Fogo. O folheto em preto e branco simplesmente pegou fogo ao lado de minha cama.
Um. Dois. Passos. Estou sozinha e quero continuar assim. Três. Se chegar a cinco alguém entrará. Quatro. Por favor, desvie, morra, suma ou simplesmente não entre aqui. Cinco. Ótimo. A mulher cinza com uniforme de enfermeira branco me lança mais um de seus comentários corrosivos que bate com força na parede invisível de desinteresse que criei.

Não preciso de muito para saber da rotina de visitação ao meu quarto. Antes de vir até aqui ela tomou um café expresso com doses cavalares de leite e açúcar, subiu as escadas infelizmente não rolou e nem morreu, parou no balcão falando alto e rindo com alguma residente e então contou assim como eu os cinco passos até chegar na minha porta. Agora ela entra no lugar com medo do olhar debochado e frio de satã debilitado, quando satã, no caso, é só uma adolescente pálida e faminta. Então ela olha pela janela pensando nas merdas que já fez da vida e em todas as escolhas erradas, pensando no porquê de perder tanto tempo com doentes que sequer perderiam tempo consigo mesmos e não encontrando resposta alguma para tais questionamentos. Depois vem o filho, o seu maldito filho viciado em bons costumes. Lembra-se de como ele jamais faria o absurdo imperdoável que eu fiz e respira fundo, decidindo por fim que sou apenas uma criança mimada querendo chamar atenção. Ela olha com um desgosto exagerado para as minhas cicatrizes e meus novos ferimentos, então vem até mim para trocar os curativos e palestrar sobre minha falta de bom senso.

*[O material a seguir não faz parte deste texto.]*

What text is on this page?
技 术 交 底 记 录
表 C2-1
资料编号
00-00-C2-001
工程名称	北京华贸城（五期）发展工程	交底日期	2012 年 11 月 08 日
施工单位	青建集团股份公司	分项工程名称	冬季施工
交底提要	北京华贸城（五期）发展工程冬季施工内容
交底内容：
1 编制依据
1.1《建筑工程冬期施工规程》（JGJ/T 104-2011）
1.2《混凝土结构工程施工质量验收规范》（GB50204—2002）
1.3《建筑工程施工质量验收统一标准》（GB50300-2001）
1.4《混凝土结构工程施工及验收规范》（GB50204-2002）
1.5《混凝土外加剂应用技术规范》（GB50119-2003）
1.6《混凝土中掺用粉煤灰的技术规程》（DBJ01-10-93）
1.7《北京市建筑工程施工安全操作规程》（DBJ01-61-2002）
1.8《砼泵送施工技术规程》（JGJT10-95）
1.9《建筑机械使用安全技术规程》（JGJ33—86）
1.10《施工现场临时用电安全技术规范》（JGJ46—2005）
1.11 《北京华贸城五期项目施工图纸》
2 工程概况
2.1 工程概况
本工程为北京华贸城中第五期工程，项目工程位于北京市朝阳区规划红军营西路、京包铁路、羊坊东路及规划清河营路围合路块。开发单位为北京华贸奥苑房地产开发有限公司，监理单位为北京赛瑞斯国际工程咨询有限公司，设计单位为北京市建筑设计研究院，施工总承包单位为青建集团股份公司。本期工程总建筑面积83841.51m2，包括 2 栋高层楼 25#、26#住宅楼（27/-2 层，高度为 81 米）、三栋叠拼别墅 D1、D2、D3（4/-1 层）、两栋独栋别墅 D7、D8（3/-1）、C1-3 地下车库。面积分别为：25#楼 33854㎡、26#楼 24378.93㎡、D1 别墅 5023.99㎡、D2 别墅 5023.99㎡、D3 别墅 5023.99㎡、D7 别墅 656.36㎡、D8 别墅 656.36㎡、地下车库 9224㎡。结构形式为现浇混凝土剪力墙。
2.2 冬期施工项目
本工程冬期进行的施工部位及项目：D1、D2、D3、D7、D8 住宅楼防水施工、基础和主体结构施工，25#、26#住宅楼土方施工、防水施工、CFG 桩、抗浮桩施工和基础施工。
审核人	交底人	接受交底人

A atmosfera ainda é a mesma: tudo branco demais, claro demais, arejado demais, com um cheiro de formalina e álcool 70. O sol teve a audácia de mostrar a cara ou a bunda para mim mais uma vez hoje cedo. Ela termina tudo e me dá uma mesinha cheia de dor e sofrimento, de desaforos que em meus melhores dias eu jamais diria a alguém, inclusive tem pudim ou são as tetas da mãe dela que eu rejeito veementemente com as mãos enquanto engulo o mingau. O pudim está roxo.

Ela começa a organizar as coisas.

Por motivo nenhum continuo olhando as cinzas do papel chamuscado com um misto de excitação e desespero, ao passo em que vários pensamentos rápidos correm por toda a extensão de minha mente, sem desacelerar quando tento fisgá-los usando minha pouca sanidade como isca. Como isso aconteceu? Talvez eu finalmente tenha adquirido poderes mágicos, talvez eu finalmente possa dominar o mundo, talvez finalmente algum ser solidário tenha vindo do inferno tentar me matar, talvez o purê verde seja radioativo e os pedaços bolorentos não sejam de brócolis talvez eu finalmente possa sair daqui.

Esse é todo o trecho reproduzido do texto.